Selasa 16 Jul 2019 00:20 WIB

Indomie Rebut Pasar Turki di 81 Provinsi

Penjualan Indomie di Turki meningkat 10 kali lipat dalam kurun waktu lima tahun.

Rep: Imas Damayanti/ Red: Friska Yolanda
Indomie di Turki (ilustrasi)
Foto: The Straits Times
Indomie di Turki (ilustrasi)

EKBIS.CO,  JAKARTA -- Mengakhiri lawatannya ke Turki, Menteri Perdagangan Enggartiasto Lukita mengunjungi pabrik mi instan Indomie di zona industri Tekirdag, Turki, akhir pekan lalu. Setelah sembilan tahun beroperasi, produk mi instan Indomie saat ini telah tersebar di 81 provinsi di Turki. 

Enggar mengatakan, kunjungan dilakukan untuk meninjau kiprah Indomie yang menguasai pasar mi instan di Turki dengan pangsa pasar 90 persen. Kedatangan Enggar disambut Chief Financial Officer (CFO) Adkoturk Yusuf Hermawan Achmad dan General Manager (GM) Indofood Turki Adkoturk Wassim Brinjiki.

Baca Juga

"Kalau kita sudah tahu besarnya pasar di Turki, maka Pemerintah akan mengajak pelaku usaha Indonesia untuk berinvestasi menanamkan modal dan mendirikan pabrik di Turki, seperti Indofood," kata Enggar dalam keterangan pers, Ahad (14/7). 
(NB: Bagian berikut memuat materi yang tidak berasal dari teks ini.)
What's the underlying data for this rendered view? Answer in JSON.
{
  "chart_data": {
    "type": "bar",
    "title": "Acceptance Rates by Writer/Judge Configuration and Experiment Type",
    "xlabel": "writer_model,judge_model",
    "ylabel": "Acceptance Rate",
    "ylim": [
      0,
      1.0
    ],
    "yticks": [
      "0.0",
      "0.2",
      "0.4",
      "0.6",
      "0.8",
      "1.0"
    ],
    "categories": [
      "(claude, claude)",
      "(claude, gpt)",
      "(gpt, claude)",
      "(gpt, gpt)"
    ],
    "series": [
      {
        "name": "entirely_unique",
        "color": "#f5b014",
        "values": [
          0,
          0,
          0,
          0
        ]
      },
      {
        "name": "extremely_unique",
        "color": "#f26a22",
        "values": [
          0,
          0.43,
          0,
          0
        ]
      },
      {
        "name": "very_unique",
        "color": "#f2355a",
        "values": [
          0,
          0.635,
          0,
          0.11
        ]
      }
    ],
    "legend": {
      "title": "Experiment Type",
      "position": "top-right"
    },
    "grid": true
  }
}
Keuntungan ekspansinya Indomie di Turki, kata Enggar, bahan baku tetap diekspor dari Indonesia. Adapun bahan baku Indomie terdapat sekitar 45 persen yant disuplai dari Indonesia dengan nilai 20 juta dolar AS per tahun. Angka itu diharapkan Enggar dapat meningkat menjadi dua kali lipat jika kerja sama komprehensif atau Indonesia-Turkey Comprehensive Economic Partnership Agreement  (IT-CEPA) dirampungkan. 

Dia melanjutkan, produk mi instan Indomie dapat diperoleh di semua pasar ritel besar dan kecil di seluruh Turki, serta ada juga yang dijual secara daring. Saat ini, konsumen di Turki dapat membeli Indomie satu sardus atau bahkan satu truk secara daring. Keberadaan produk mi instan Indomie di Turki merupakan cerita keberhasilan yang patut diapresiasi dan ditiru oleh industri lainnya di Indonesia. Banyak tantangan yang dihadapi saat pertama kali memasuki pasar Turki. Perbedaan budaya menjadi tantangan tersendiri karena masyarakat Turki saat itu tidak mengenal dan tidak pernah memakan mi instan.

"Tantangan terberat yang kami hadapi adalah memperkenalkan mi instan yang belum pernah dikenal sebelumnya oleh masyarakat Turki. Sangat sulit meyakinkan konsumen Turki untuk mencoba menu baru yang berbeda dari budaya mereka. Memerlukan upaya cukup keras untuk memasukkan Indomie menjadi menu konsumsi mereka," kata Chief Financial Officer (CFO) Adkoturk Yusuf. 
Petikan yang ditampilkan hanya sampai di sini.